09/09/2008

Contra a natureza [SPK]

Pop Rock

27 JANEIRO 1993
REEDIÇÕES

CONTRA A NATUREZA

SPK
Leichenschrei (3)
Information Overload Unit (5)
Zamia Lehmanni – Songs of Byzantine Flowers (8)
CD Side Effects, distri. Edisom

De enfermeiro num hospital psiquiátrico, Graeme Revell chegou a autor da banda sonora de “Até ao Fim do Mundo”, de Wim Wenders. Antes da chegada aos filmes, gravou uma mão cheia de álbuns que abarcam campos tão distintos como a música industrial tendência Throbbing Gristle, de “Second Annual Report”, o disco metálico (“Digitalis Ambígua – Gold and Poison”), as fusões electroétnicas (“Oceânia”) e sons de insectos trabalhados por computador (“The Insect Musicians”). Pelo caminho foi ficando o odor fétido da putrefacção. Os SPK são Graeme Revell – coadjuvado numa ou noutra ocasião por músicos convidados, nomeadamente a vocalista Sinan –, um australiano com tendência para dissecar o horror e a perversão em geral.
“Leischenschrei” e “Information Overload Unit” lidam com tabus.

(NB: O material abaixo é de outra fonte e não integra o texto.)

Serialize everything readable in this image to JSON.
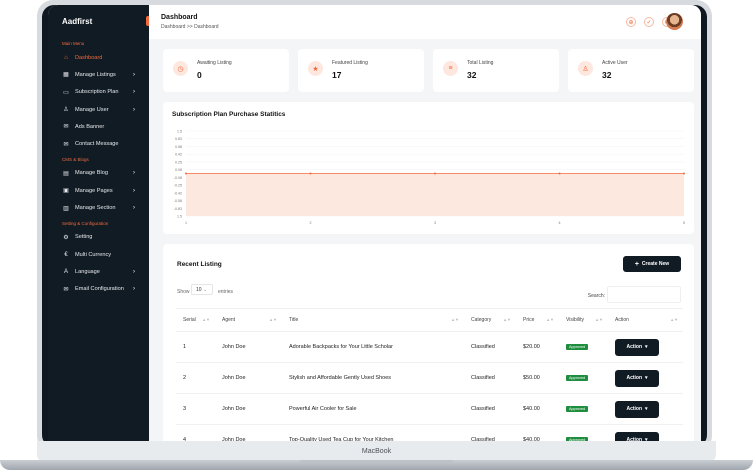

Sobretudo com a morte. Correspondentes à fase industrial, servem-se do ouvinte como cobaia, experimentando o efeito de frequências nocivas ou, a nível psicológico, de palavras e imagens tendentes a despoletar o lado subterrâneo e infernal da natureza humana. Os assuntos giram à volta de temas perturbantes: doença, sexo entre cadáveres, administração de drogas indutoras de loucura, maquinismos diabólicos, condimentados por fotografias e mutilações e dissecações várias extraídas dos arquivos do instituto de medicina legal.
Faca de dois gumes em que a ambiguidade funciona ao nível da atracção/repulsa. Um texto, incluído no folheto explicativo de “Leischenschrei” dá o mote: “… a laceração de tecidos, corpos e informação. Mutilações, mutações, deformações são como a memória inconsciente do holocausto que a ciência faz da vida. O nosso campo de concentração é o laboratório médico-científico, o hospital, a terapia, a morgue, a maquilhagem de cadáveres. Corpos dissecados com indiferença metódica”. Completam esta versão sonora dos “120 Dias de Sodoma” do Marquês de Sade, textos de Michel Foucault e informações sobre a utilização no psiquismo humano das tais frequências, visando o aumento da sugestão e do medo, segundo o manual básico do aprendiz de mago negro. Em termos auditivos é 90 porcento ruído mais 10 porcento vozes em agonia.
“Zamia Lehmanni” é o outro lado de um mesmo movimento que começa na dissolução e banalização do horror e se completa na inversão. Do “hiper-realismo” de um “zoom” aplicado num cadáver, a rotação inflecte aqui no romantismo e no lado “limpo” e “culto” de uma realidade voltada do avesso. A morte veste a caraça da vida. A caveira cobre-se com a pele sintética de um manequim. Fala-se em “sagrado” para se dizer “ímpio”. A besta disfarça-se de Cristo.
Partindo da influência oriental e da civilização bizantina, em particular no estabelecimento do cristianismo no Ocidente, o jogo passa para o lado da electrónica ritual e de uma solenidade sobrevoada pelo espectro de fábricas laborando em surdina, cânticos gregorianos e invocações a divindades pagãs. A luz fria dos néons da morgue cede o lugar ao dourado e à iconografia religiosa. Com apoio em fragmentos de Yeats, Mallarmé, Lautréamont, Huysmanns, Rimbaud, Baudelaire e Beckett, profetas do niilismo e do desespero. O título da obra de Huysmans citada sintetiza todo um manifesto de intenções: “Contra a Natureza”. Portanto contra Deus e contra o homem. Considerações morais à parte, “Zamia Lehmanni” é um disco de inegável beleza. A beleza mortal de Lúcifer.